Let $L$ be the loss of a linear neural network:
$$L = \Sigma_j \lVert y_j - W_N\dots W_1 W_0x_j\rVert^2$$
what is $\nabla^2_{W_i}L$, the second derivative of $L$ with respect to $W_i$ for all $i$?
I have no real problem getting the first derivative, the problem happens when I need to take the second derivative, as it means getting the derivative of a matrix with respect to a matrix. I've been reading Matrix Differential Calculus with Applications in Statistics and Econometrics which suggests you instead solve for $\nabla^2_{vec W_i}$, but I got pretty lost in the weeds of all of the proofs and am trying to get a handle on it by following the derivation for the linear network case.
For convenience, let's introduce the partial product matrices $$\eqalign{ P_{(i...j)} &= \prod_{k=i}^j W_k &= W_iW_{i-1}...W_j \cr A &= P_{(N...0)} \cr B_k &= P_{(N...k+1)} \cr C_k &= P_{(k-1...0)} &\implies A = B_kW_kC_k \cr }$$ Let's also use the product notation (:) for the trace, e.g. $$B:C={\rm tr}(B^TC)$$ Now we can write the loss function (ignoring the $j$ subscripts) as $$L=(Ax-y):(Ax-y)$$ and find its differential and gradient $$\eqalign{ dL &= 2(Ax-y):dA\,x \cr &= 2(Ax-y)x^T:B_k\,dW_k\,C_k \cr &= 2B_k^T(Ax-y)x^TC_k^T:dW_k \cr G_k = \frac{\partial L}{\partial W_k} &= 2B_k^T(Ax-y)x^TC_k^T \cr }$$ The Hessian is the gradient of $G_k$, so let's start with the differential, and note that at this stage, the only term which contains $W_k$ is $A$ $$\eqalign{ dG_k &= 2B_k^T\,dA\,xx^TC_k^T \cr &= 2B_k^TB_k\,dW_k\,C_kxx^TC_k^T \cr }$$ But how do you pull the $dW_k$ term out of the middle of a matrix product? That is where vectorization comes in $$\eqalign{ {\rm vec}(dG_k) &= 2(C_kxx^TC_k^T\otimes B_k^TB_k)\,{\rm vec}(dW_k) \cr H_k = \frac{\partial{\rm vec}(G_k)}{\partial{\rm vec}(W_k)} &= 2C_kxx^TC_k^T\otimes B_k^TB_k\cr \cr }$$ If you're willing to allow a tensor solution, then consider the 4th order isotropic tensor ${\mathcal E}$ with components $$\eqalign{{\mathcal E}_{ijkm} = \delta_{ik}\,\delta_{jm} \cr}$$ This tensor allows matrix products to be rearranged, in exactly the way we require $$\eqalign{ AXB = A{\mathcal E}B^T:X\cr }$$ Applying this to the differential $$\eqalign{ dG_k &= 2B_k^TB_k\,dW_k\,C_kxx^TC_k^T \cr &= 2B_k^TB_k\,{\mathcal E}\,C_kxx^TC_k^T:dW_k \cr {\mathcal H}_k = \frac{\partial G_k}{\partial W_k} &= 2B_k^TB_k\,{\mathcal E}\,C_kxx^TC_k^T \cr }$$ So the Hessian is itself, a 4th order tensor.

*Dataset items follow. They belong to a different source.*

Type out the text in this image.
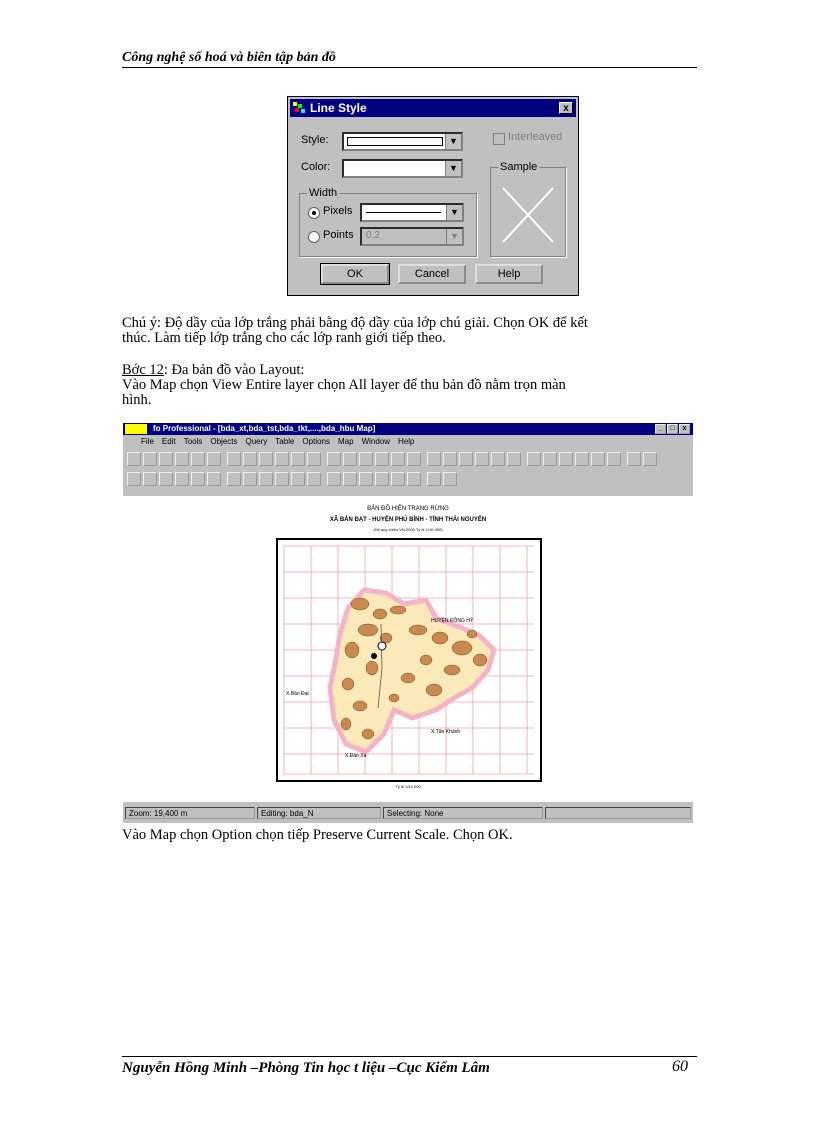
Công nghệ số hoá và biên tập bản đồ
Line Style	x
Style:	▼
Color:	▼
Interleaved
Sample
Width
Pixels	▼
Points 0.2	▼
OK	Cancel	Help
Chú ý: Độ dầy của lớp trắng phải bằng độ dầy của lớp chú giải. Chọn OK để kết
thúc. Làm tiếp lớp trắng cho các lớp ranh giới tiếp theo.
Bớc 12: Đa bản đồ vào Layout:
Vào Map chọn View Entire layer chọn All layer để thu bản đồ nằm trọn màn
hình.
fo Professional - [bda_xt,bda_tst,bda_tkt,....,bda_hbu Map]	_	□	x
File Edit Tools Objects Query Table Options Map Window Help
BẢN ĐỒ HIỆN TRẠNG RỪNG
XÃ BẢN ĐẠT - HUYỆN PHÚ BÌNH - TỈNH THÁI NGUYÊN
(Hệ quy chiếu VN-2000 Tỷ lệ 1/10.000)
HUYỆN ĐỒNG HỶ
X.Bàn Đạt
X.Tân Khánh
X.Đào Xá
Tỷ lệ 1/10.000
Zoom: 19,400 m	Editing: bda_N	Selecting: None
Vào Map chọn Option chọn tiếp Preserve Current Scale. Chọn OK.
Nguyễn Hồng Minh –Phòng Tin học t liệu –Cục Kiểm Lâm	60
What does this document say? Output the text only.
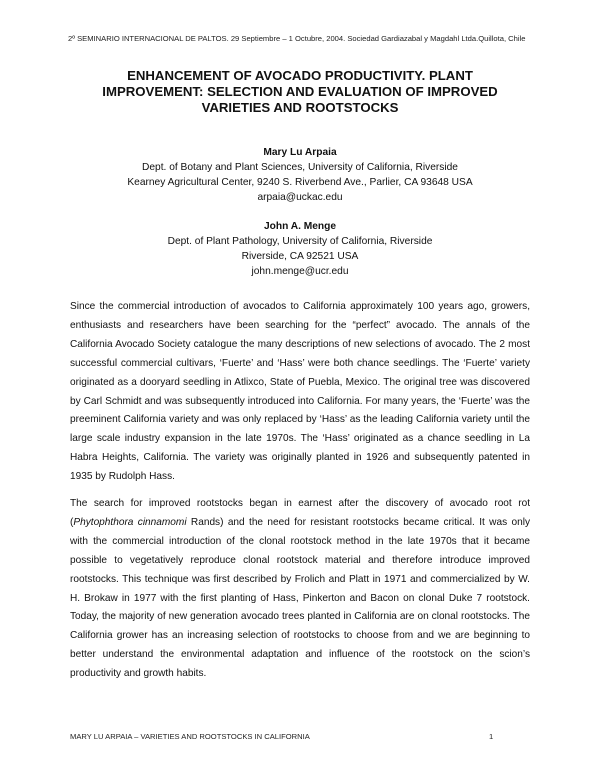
2º SEMINARIO INTERNACIONAL DE PALTOS. 29 Septiembre – 1 Octubre, 2004. Sociedad Gardiazabal y Magdahl Ltda.Quillota, Chile
ENHANCEMENT OF AVOCADO PRODUCTIVITY. PLANT
IMPROVEMENT: SELECTION AND EVALUATION OF IMPROVED
VARIETIES AND ROOTSTOCKS
Mary Lu Arpaia
Dept. of Botany and Plant Sciences, University of California, Riverside
Kearney Agricultural Center, 9240 S. Riverbend Ave., Parlier, CA 93648 USA
arpaia@uckac.edu
John A. Menge
Dept. of Plant Pathology, University of California, Riverside
Riverside, CA 92521 USA
john.menge@ucr.edu

Since the commercial introduction of avocados to California approximately 100 years ago, growers, enthusiasts and researchers have been searching for the “perfect” avocado. The annals of the California Avocado Society catalogue the many descriptions of new selections of avocado. The 2 most successful commercial cultivars, ‘Fuerte’ and ‘Hass’ were both chance seedlings. The ‘Fuerte’ variety originated as a dooryard seedling in Atlixco, State of Puebla, Mexico. The original tree was discovered by Carl Schmidt and was subsequently introduced into California. For many years, the ‘Fuerte’ was the preeminent California variety and was only replaced by ‘Hass’ as the leading California variety until the large scale industry expansion in the late 1970s. The ‘Hass’ originated as a chance seedling in La Habra Heights, California. The variety was originally planted in 1926 and subsequently patented in 1935 by Rudolph Hass.

The search for improved rootstocks began in earnest after the discovery of avocado root rot (Phytophthora cinnamomi Rands) and the need for resistant rootstocks became critical. It was only with the commercial introduction of the clonal rootstock method in the late 1970s that it became possible to vegetatively reproduce clonal rootstock material and therefore introduce improved rootstocks. This technique was first described by Frolich and Platt in 1971 and commercialized by W. H. Brokaw in 1977 with the first planting of Hass, Pinkerton and Bacon on clonal Duke 7 rootstock. Today, the majority of new generation avocado trees planted in California are on clonal rootstocks. The California grower has an increasing selection of rootstocks to choose from and we are beginning to better understand the environmental adaptation and influence of the rootstock on the scion’s productivity and growth habits.

MARY LU ARPAIA – VARIETIES AND ROOTSTOCKS IN CALIFORNIA	1
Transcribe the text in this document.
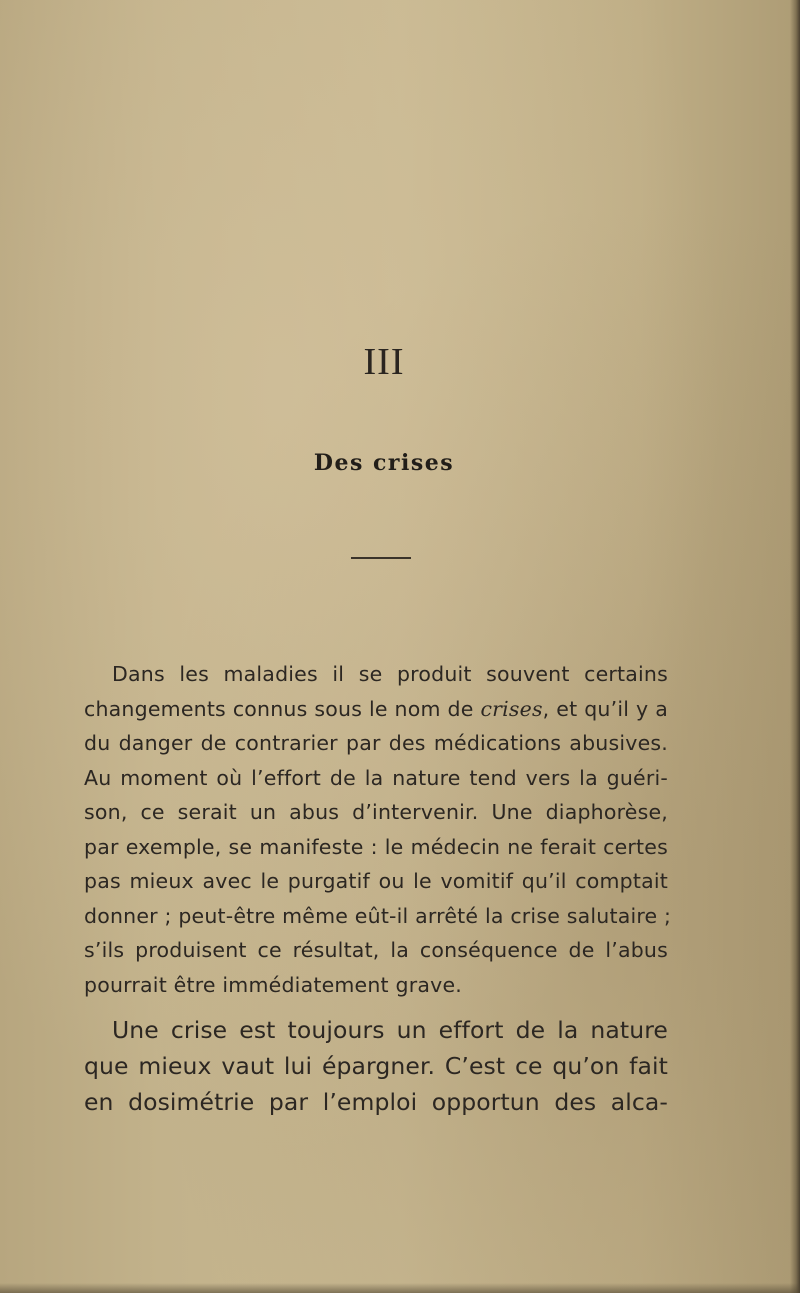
III
Des crises
Dans les maladies il se produit souvent certains
changements connus sous le nom de crises, et qu’il y a
du danger de contrarier par des médications abusives.
Au moment où l’effort de la nature tend vers la guéri-
son, ce serait un abus d’intervenir. Une diaphorèse,
par exemple, se manifeste : le médecin ne ferait certes
pas mieux avec le purgatif ou le vomitif qu’il comptait
donner ; peut-être même eût-il arrêté la crise salutaire ;
s’ils produisent ce résultat, la conséquence de l’abus
pourrait être immédiatement grave.
Une crise est toujours un effort de la nature
que mieux vaut lui épargner. C’est ce qu’on fait
en dosimétrie par l’emploi opportun des alca-
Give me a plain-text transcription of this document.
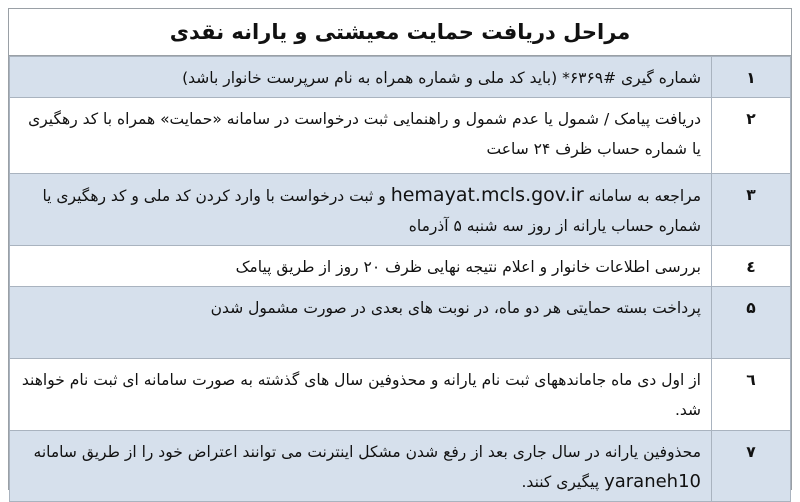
مراحل دریافت حمایت معیشتی و یارانه نقدی
۱	شماره گیری #۶۳۶۹* (باید کد ملی و شماره همراه به نام سرپرست خانوار باشد)
۲	دریافت پیامک / شمول یا عدم شمول و راهنمایی ثبت درخواست در سامانه «حمایت» همراه با کد رهگیری یا شماره حساب ظرف ۲۴ ساعت
۳	مراجعه به سامانه hemayat.mcls.gov.ir و ثبت درخواست با وارد کردن کد ملی و کد رهگیری یا شماره حساب یارانه از روز سه شنبه ۵ آذرماه
٤	بررسی اطلاعات خانوار و اعلام نتیجه نهایی ظرف ۲۰ روز از طریق پیامک
۵	پرداخت بسته حمایتی هر دو ماه، در نوبت های بعدی در صورت مشمول شدن
٦	از اول دی ماه جاماندههای ثبت نام یارانه و محذوفین سال های گذشته به صورت سامانه ای ثبت نام خواهند شد.
۷	محذوفین یارانه در سال جاری بعد از رفع شدن مشکل اینترنت می توانند اعتراض خود را از طریق سامانه yaraneh10 پیگیری کنند.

Note the similarity to the vectorized solution. The ${\mathcal E}$ has replaced the $\otimes$ symbol and the factors have swapped sides, but other than that it's the same solution.
Finally, you'll need to slap a $j$-subscript onto $({\mathcal H},G,L,x,y)$ and then do a sum over $j$, in order to solve the original problem. For example, the gradient and Hessian wrt $W_k$ are the sums
$$\eqalign{ G_k &= \sum_j 2B_k^T(Ax_j-y_j)x_j^TC_k^T \cr {\mathcal H}_k &= \sum_j 2B_k^TB_k\,{\mathcal E}\,C_k\,x_jx^T_j\,C_k^T \cr }$$ Update
It occurs to me that what I have calculated is $${\mathcal H_{kk}}=\frac{\partial^2L}{\partial W_k\partial W_k}$$ which is just the "diagonal" part of the full hessian $${\mathcal H_{ki}}=\frac{\partial G_k}{\partial W_i}=\frac{\partial^2L}{\partial W_k\partial W_i}$$ To calculate the missing components you must consider the $(B_k, C_k)$ terms from $dG_k$, i.e. things like $$\frac{\partial B_k}{\partial W_i},\,\,\frac{\partial C_k}{\partial W_i}$$ It's doable, but tedious.